In the mid-1980s, Hursey hypothesized that zeolite could be used to treat wounds by adsorbing water from blood while leaving clotting agents intact. He filed a patent in 1989 but struggled to market the product.

In 1999, Hursey partnered with entrepreneur Bart Gullong. Gullong and Hursey created a company called Z-Medica in 2002 to produce QuikClot.

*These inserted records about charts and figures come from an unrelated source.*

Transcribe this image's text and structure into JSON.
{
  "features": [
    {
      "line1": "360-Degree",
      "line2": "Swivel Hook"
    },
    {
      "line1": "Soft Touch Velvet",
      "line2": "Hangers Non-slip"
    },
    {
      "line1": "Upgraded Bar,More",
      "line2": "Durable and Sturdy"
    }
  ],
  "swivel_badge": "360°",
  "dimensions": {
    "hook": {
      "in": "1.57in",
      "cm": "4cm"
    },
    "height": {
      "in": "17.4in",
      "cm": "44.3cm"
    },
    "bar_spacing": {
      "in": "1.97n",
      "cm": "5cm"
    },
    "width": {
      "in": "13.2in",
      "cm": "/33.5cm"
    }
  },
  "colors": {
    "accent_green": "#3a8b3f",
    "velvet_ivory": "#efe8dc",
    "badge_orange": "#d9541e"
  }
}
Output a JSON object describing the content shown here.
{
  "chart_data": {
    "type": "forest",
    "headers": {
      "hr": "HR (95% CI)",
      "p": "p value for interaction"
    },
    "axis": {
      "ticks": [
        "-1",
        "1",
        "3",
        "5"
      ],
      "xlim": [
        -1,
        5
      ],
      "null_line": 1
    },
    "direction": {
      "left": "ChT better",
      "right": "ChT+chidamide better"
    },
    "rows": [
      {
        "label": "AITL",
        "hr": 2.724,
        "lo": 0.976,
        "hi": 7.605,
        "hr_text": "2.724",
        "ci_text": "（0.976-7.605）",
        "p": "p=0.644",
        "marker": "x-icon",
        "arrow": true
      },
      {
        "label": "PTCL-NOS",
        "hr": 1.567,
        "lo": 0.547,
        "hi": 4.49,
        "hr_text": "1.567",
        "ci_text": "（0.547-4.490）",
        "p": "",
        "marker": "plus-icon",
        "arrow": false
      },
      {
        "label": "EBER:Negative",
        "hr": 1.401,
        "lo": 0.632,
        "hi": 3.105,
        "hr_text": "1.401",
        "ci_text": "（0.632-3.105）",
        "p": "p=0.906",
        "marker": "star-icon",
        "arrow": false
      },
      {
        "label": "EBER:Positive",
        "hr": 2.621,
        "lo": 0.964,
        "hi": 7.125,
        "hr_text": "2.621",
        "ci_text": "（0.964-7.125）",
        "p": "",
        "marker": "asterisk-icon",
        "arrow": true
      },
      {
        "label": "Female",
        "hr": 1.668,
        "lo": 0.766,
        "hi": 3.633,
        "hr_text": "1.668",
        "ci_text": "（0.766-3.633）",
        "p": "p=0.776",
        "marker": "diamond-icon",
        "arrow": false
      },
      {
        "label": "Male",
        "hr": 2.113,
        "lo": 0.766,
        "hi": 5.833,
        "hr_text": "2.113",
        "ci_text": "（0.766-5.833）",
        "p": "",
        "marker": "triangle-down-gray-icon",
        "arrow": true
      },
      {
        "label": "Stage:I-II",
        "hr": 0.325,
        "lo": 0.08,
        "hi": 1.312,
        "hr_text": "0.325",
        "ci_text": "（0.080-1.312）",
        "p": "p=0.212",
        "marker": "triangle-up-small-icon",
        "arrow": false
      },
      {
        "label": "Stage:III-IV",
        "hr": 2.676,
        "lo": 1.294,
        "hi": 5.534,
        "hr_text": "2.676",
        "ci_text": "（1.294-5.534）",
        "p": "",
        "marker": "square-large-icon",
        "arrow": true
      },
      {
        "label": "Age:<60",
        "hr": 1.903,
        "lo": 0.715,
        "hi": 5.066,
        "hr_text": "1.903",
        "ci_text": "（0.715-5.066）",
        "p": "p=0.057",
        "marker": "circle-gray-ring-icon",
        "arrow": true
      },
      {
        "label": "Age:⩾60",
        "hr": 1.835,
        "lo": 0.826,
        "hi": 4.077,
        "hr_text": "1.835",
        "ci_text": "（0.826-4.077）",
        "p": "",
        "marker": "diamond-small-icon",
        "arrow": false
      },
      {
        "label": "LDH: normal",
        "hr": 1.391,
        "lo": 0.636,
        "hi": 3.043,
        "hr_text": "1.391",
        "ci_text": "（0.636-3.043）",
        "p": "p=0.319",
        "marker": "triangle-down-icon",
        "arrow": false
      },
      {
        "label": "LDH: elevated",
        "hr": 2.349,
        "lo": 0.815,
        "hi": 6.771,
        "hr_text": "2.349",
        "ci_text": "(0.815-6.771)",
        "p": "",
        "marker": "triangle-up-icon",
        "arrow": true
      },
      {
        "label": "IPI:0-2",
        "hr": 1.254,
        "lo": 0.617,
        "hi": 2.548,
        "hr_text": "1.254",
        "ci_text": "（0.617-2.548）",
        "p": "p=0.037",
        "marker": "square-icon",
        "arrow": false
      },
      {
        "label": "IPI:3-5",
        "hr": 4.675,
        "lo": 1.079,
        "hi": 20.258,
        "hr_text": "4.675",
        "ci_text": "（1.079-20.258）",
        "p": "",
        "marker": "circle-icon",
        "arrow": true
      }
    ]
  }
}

After the September 11 attacks, Gullong introduced QuikClot to the U.S. Navy and Marines, where it outperformed other hemostatic agents and was deployed in Iraq and Afghanistan in 2002.

The U.S. Army initially rejected QuikClot in favor of competing products. Hursey collaborated with mineral scientist Galen Stucky and the Office of Naval Research to develop an improved product using kaolin, which eliminated the exothermic burn reaction side effect with zeolite. In 2008, QuikClot was adopted across the U.S. military.

Hursey holds 39 patents related to QuikClot.

In 2020, Z-Medica was sold to Teleflex for over $500 million.

The story of Hursey and Gullong's invention was chronicled in Charles Barber's 2023 book, In the Blood: How Two Outsiders Solved a Centuries-Old Medical Mystery and Took on the U.S. Army.

== Philanthropy and personal life ==
The Francis X. and Nancy Hursey Center for Advanced Engineering and Health Professions opened in 2021. In 2023, Hursey received an honorary doctorate from the University of Hartford.

He married Nancy O'Neil, a nurse, in 1967. They have three children and reside in West Hartford, Connecticut and Cape Cod. He is the primary investor in three hotels and two restaurants on Cape Cod. He also funds the Hursey Center hotel and youth camp in Uganda.